GEORGETOWN, S.C. — John Witzl Walters is not entirely sure how he survived the fire last month that gutted seven waterfront commercial buildings and destroyed the painting studio and apartment he rented above a 140-year-old store on Georgetown’s Front Street.
But three weeks after the blaze destroyed nearly a full block downtown, he is one of many trying to figure out what the future holds for a town that for a century and a half has struggled to recapture its antebellum glory and, at least before the fire, felt like it was on the right track.
“My first thoughts after the fire were, ‘I’ve got to leave, I’ve got to go away from here,’” said Walters, a painter. “Now I’m not so sure.”
Georgetown is South Carolina’s third-oldest city, behind Charleston and Beaufort. It was founded 248 years ago at the confluence of the Great Pee Dee, Waccamaw and Sampit Rivers. Georgetown produced a signer of the Declaration of Independence, Thomas Lynch Jr., whose Hopsewee Plantation still stands along the North Santee River. According to Mayor Jack Scoville, the residential district, shaded by Spanish moss-laden live oaks, holds 28 pre-Revolutionary War buildings and homes, a number comparable to those of Charleston or Colonial Williamsburg in Virginia.
During antebellum years, slaves cleared primeval cypress swamps, making Georgetown a hub for vast plantations whose indigo dye and “Carolina Gold” rice created one of the richest cities in America. But the social and economic upheaval of the Civil War was compounded when a series of hurricanes obliterated the levee system that enabled rice cultivation. That was followed by the fire sale of plantations to northern industrialists and various ill-starred enterprises.
“First it was marketing hunting,” said Tee Miller, Georgetown’s economic development director, who owned the building that housed Walters. “Come down and slaughter all our wildlife. Then it became fish out all the sturgeon for caviar and deplete our fisheries.”
Georgetown became a booming sawmill town in 1903 and for much of the past century was dominated by two manufacturers, International Paper, which in 1937 opened one of the world’s largest pulp mills, and the Georgetown Steel Co., which opened in 1969. These factories generated jobs, while their pollution created contention. A rusty oxide dust that stained downtown houses, cars and boats came from the steel mill, and the paper mill’s emissions of volatile organic compounds could blanket the town with a rotten egg smell.
International Paper today steadily employs just over 600 people, down from 1,000. But the steel mill, which once employed over 1,300, went bankrupt and closed in 2003, and then reopened in 2004. It has since closed and reopened, but employment hovers around 250.
And while Myrtle Beach and the Grand Strand farther up the coast have boomed in the last 30 years, Georgetown’s population declined from 14,000 in 1960 to just above 9,000 today. Through the 1970s, downtown storefronts along Front Street emptied. According to Councilwoman Jeanette Ard, whose flower shop and apartment were destroyed by the fire, “There was a time you could have fired a cannon down Front Street and not have hit a car or a person.”

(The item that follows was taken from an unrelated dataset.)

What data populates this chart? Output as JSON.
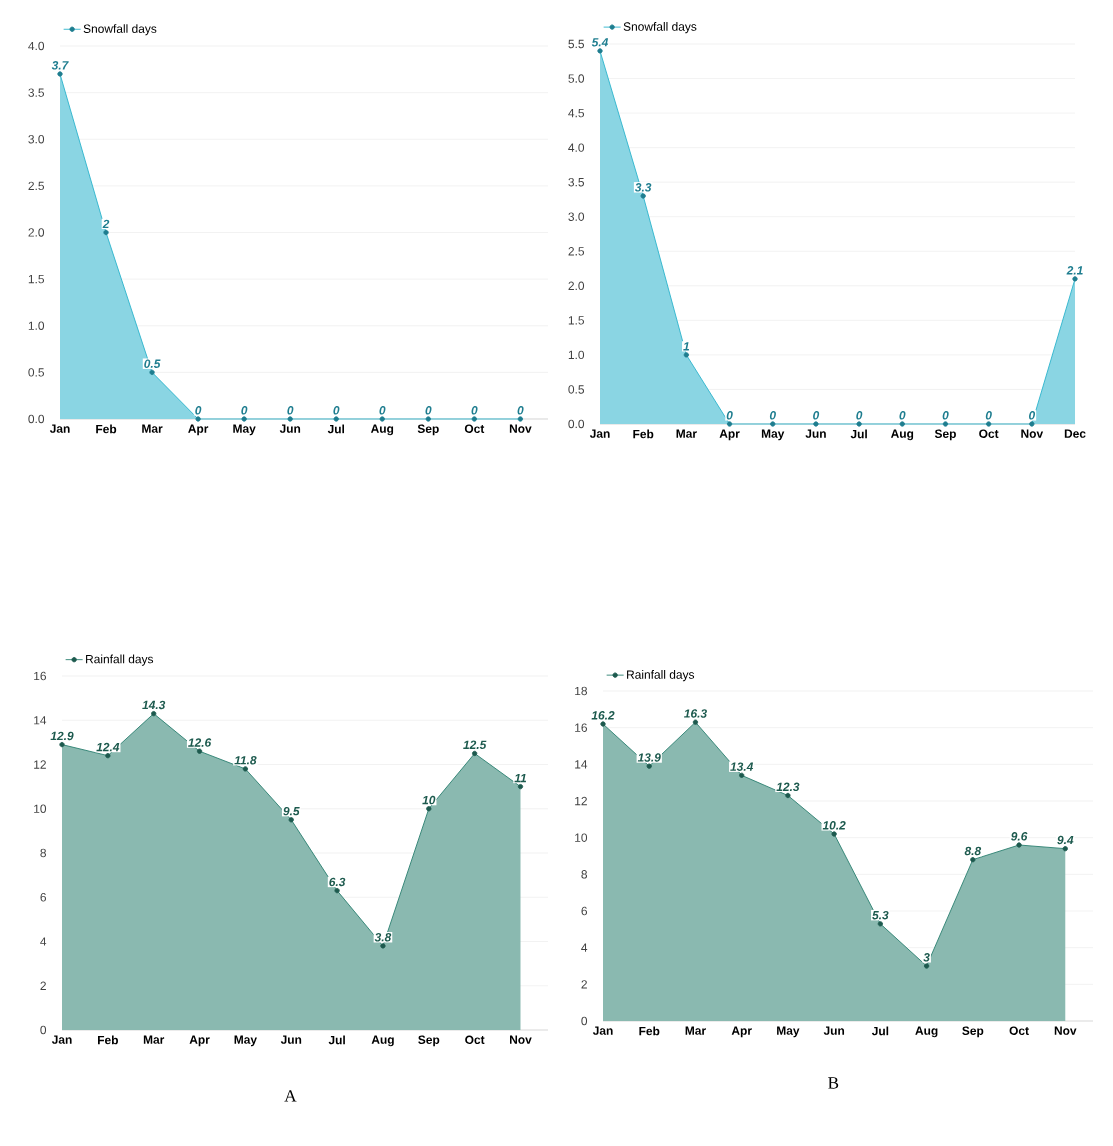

Yet in the last few years, she said, lawsuits reined in pollution at the factories, and restaurants, stores, a maritime museum and even a local theater group opened on Front Street’s three-quarter-mile riverfront district. By this year, there was so much downtown business that residents began to complain about a lack of parking.
Many also argued that the steel mill should be closed and turned into a park or commercial space, further polarizing a Town Council already at odds over education, development projects and the promotion of the historic district. “With the Council, it’s been — as soon as that other man walks into the room, I’m against everything he says,” Walters said.
When the fire erupted somewhere behind Walters’ studio at 5:30 a.m., he was awakened by the shouts of Mary Beth Brawley, a neighbor. They barely made it out, but Walters’ Australian cattle dog, Jake, did not.
Walking down Front Street, Walters is stopped every half block by friends who offer hugs, condolences, clothing or even a new place to paint. Before the fire, his works, depicting Carolina marine life, had become fixtures in local businesses. And on the very day all his recent works were lost to fire, he was to deliver $20,000 in paintings to a customer in Charleston — his biggest order to date.
After the fire, Walters’ first thought was to move to Charleston. But the attitudes of residents like Ard, who has already signed a lease up the street for a new flower shop, and a renewed spirit of cooperation have forced him to reconsider. He says he would like to be here to see the 200-year-old bricks that were strewn about become new storefronts.
“Against every wise business decision, I’m now leaning toward staying,” he said. “I feel like I’m among six blocks of family. If every dislocated business were to head for the hills, we’d lose the heart and soul of this place.”